I'm a full time undergraduate student from Peru, and I'm trying to use the Geometric Brownian Motion example used in the help section from Wolfram Mathematica in order to forecast future stock prices, as in the example. But it seems that there might be some kind of error, because when I take the mean function of the simulated future paths in order to find the predicted future values the resulting path is ridiculous due to the extremely low volatility it has.

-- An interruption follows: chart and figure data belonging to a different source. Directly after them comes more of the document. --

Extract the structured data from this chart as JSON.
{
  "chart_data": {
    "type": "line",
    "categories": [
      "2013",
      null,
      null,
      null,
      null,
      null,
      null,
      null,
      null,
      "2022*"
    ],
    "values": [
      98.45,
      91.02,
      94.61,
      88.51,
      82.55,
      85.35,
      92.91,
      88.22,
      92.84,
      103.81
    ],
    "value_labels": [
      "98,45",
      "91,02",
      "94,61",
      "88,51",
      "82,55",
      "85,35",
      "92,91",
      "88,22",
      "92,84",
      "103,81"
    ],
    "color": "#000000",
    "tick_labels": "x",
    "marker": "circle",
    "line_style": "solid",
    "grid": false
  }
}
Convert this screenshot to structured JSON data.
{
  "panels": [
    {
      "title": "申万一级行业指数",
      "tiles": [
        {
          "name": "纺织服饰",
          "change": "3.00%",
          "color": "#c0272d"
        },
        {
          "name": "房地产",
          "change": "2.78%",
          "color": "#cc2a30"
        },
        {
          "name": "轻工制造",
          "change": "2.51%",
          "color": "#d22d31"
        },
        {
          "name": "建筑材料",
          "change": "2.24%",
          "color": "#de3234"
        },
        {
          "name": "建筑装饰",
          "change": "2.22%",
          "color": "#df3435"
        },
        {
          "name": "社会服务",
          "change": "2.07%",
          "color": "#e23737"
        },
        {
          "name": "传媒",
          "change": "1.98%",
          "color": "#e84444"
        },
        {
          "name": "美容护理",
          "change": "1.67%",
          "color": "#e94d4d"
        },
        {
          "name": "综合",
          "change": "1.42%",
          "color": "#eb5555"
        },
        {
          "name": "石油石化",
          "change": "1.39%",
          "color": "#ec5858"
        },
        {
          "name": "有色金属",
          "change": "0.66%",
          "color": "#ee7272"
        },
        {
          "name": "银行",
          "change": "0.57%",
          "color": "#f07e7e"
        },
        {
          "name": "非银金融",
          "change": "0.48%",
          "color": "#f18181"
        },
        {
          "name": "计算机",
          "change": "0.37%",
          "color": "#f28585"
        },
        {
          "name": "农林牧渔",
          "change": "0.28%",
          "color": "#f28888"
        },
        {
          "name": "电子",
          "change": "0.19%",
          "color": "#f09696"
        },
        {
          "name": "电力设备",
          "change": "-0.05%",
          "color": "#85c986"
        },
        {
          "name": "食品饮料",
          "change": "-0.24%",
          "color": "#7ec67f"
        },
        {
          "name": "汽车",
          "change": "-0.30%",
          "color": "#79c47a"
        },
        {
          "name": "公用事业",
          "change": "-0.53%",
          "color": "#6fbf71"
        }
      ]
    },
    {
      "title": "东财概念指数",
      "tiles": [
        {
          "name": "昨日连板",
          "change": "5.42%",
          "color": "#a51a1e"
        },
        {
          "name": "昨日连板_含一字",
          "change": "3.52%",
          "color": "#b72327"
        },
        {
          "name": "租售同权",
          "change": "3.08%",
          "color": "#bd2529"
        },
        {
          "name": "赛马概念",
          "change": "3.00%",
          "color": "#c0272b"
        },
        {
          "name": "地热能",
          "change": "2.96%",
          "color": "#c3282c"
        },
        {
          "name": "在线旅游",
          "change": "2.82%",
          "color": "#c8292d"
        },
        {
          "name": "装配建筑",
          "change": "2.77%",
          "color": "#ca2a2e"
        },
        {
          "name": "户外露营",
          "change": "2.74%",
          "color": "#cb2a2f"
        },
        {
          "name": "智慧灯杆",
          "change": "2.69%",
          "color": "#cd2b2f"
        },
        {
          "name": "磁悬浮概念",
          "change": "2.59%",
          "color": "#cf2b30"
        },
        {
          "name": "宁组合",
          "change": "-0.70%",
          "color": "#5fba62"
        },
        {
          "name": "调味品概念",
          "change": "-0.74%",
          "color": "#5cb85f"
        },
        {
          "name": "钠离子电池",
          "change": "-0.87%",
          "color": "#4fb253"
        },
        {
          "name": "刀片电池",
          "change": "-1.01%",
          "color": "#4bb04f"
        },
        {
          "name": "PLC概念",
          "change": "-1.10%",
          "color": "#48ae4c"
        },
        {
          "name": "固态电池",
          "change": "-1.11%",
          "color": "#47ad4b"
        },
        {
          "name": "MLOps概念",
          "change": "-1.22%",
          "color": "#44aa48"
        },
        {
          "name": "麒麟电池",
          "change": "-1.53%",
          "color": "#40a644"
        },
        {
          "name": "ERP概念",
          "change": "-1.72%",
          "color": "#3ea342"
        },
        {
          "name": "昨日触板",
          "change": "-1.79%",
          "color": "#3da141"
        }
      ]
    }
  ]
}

The code I'm using is the same as the example provided by Mathematica:
Getting the data:
LUVdata = FinancialData["LUV", "Close", {{2015, 1, 1}, {2015, 4, 28}}];
Adjusting the data to a Time Series:
LUVseries = TimeSeries[LUVdata[[All, 2]], {LUVdata[[1, 1]]}];
Fitting a Geometric Brownian Motion Process to the values:
eprocess =
EstimatedProcess[LUVseries["Values"],GeometricBrownianMotionProcess[\[Mu], \[Sigma], \[Alpha]]];
Simulate 4000 future paths for the next 17 days:
paths = RandomFunction[eprocess, {LUVseries["PathLength"], LUVseries["PathLength"] + 17, 1}, 4000];
td = TemporalData[paths["ValueList"], {LUVdata[[-1, 1]], Automatic, "Day"}, ValueDimensions -> 1];
Plot the simulations:
forecastPlot = DateListPlot[td, Joined -> True, PlotStyle -> Directive[Opacity[.4]]]
Now, calculate the mean function of the simulations to find predicted future values:
meanPath = TimeSeriesThread[Mean, td];
Plot the mean fuction of the simulations:
DateListPlot[meanPath]
As you see in the plot of the mean function, it says that the stock will only varies in a range of 0.05 cents in 17 days which is totally wrong taking into account that this stock varies more than 1 dollar in a normal trading day:
Please I will be very thankful to anyone who can tell me what is wrong with the code or with the estimation.